The survey found evidence that customers need to rely increasingly on multi-sourcing and joint ventures and that successful customers are those that collaborate effectively with their service providers. To this end, the report presents two possible approaches to multi-sourcing, a lead supplier model, where one service provider functions as a general contractor who orchestrates other suppliers, and a collaborative partnering model, a collection of master partners governs the relationship, but more approaches exist.

They also found that although nearly half the service providers see employee opposition as a barrier to outsourcing, two thirds of the customers don’t see it that way. The report suggests two possible reasons: (1) vendors could be blaming employee opposition when the real issue is the business case and (2) customers are insensitive to the issue. I’d have to go with the second. Outsourcing is a significant change to the way you do your business, and requires sophisticated change management. You can’t just sign a deal and say “It’s the service provider’s problem now.”, because it’s not. It’s your problem – after all, it’s your business. It’s critical to get buy-in before you even start the negotiations with a provider, and have a transition plan in place – preferably one that results in as few layoffs as possible, with zero being the optimal number. (It can be done, Hallmark did it.)

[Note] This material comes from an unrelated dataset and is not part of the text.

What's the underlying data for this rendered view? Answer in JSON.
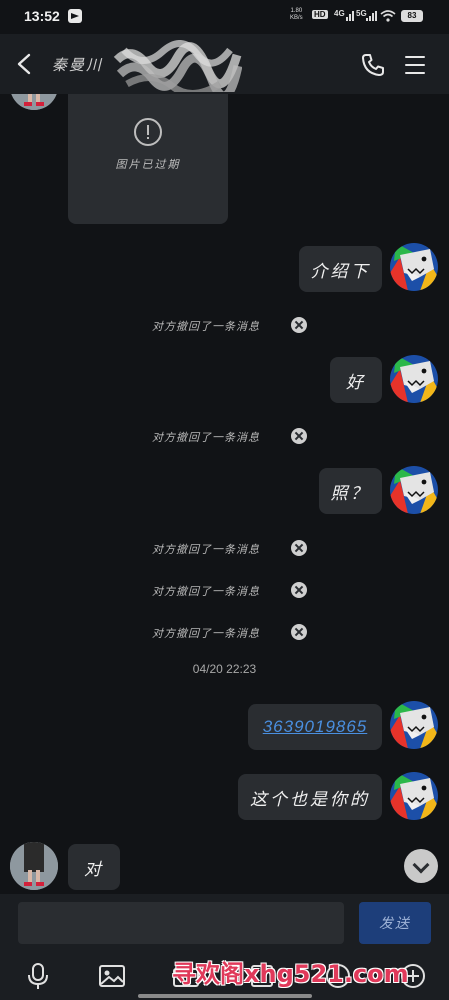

Good outsourcing, especially in procurement, starts with the tactical and keeps the strategic in-house, at least at a high level. (For example, allowing your specialist serviced provider to strategically source your indirect materials is often a good idea, but giving up control of your critical direct materials is usually not.) This will significantly reduce the number of employees required to handle purchase orders, but that does not mean that it will significantly reduce the number of employees you need to effectively manage, and grow, your business or that getting rid of them is the best way to save money. If you’re an average company, with most of your spend not under management, the best way to save money is to train them to do proper sourcing and redeploy them on spend management projects to double or triple the spend you have under management and double or triple your savings (which should far exceed the cost of the retained resources).

One statistic that is particularly positive is the number of customers, 66%, who say that social and environmental issues will have a significant impact on their offshoring decisions. As long as they are not just giving lip service to the importance of corporate social responsibility, this is good news indeed. On the negative side, 52% of service providers believe that these issues are not important for their clients. I hope they get the message to “shape up, or ship out” before its too late. (Maybe PWC should arrange for them to get a visit from the Governator. )

PWC also found, not surprisingly, that there is a payoff for those that Collaborate, Collaborate, Collaborate, Collaborate. Emerging open business models are allowing firms to engage networks of partners and customers to generate higher value at lower costs and collaboration is yielding best practices in the capabilities and processes itself. Unfortunately, they also found that at this time, only 40% of joint governance structures are working effectively, indicating that many organizations and service providers still need to shape up and take a best practices approach both to collaboration and candour. PWC concluded by noting that a collaborative model of outsourcing is required to support buyers increasingly seeking to outsource core products to suppliers who want to rise to the challenge.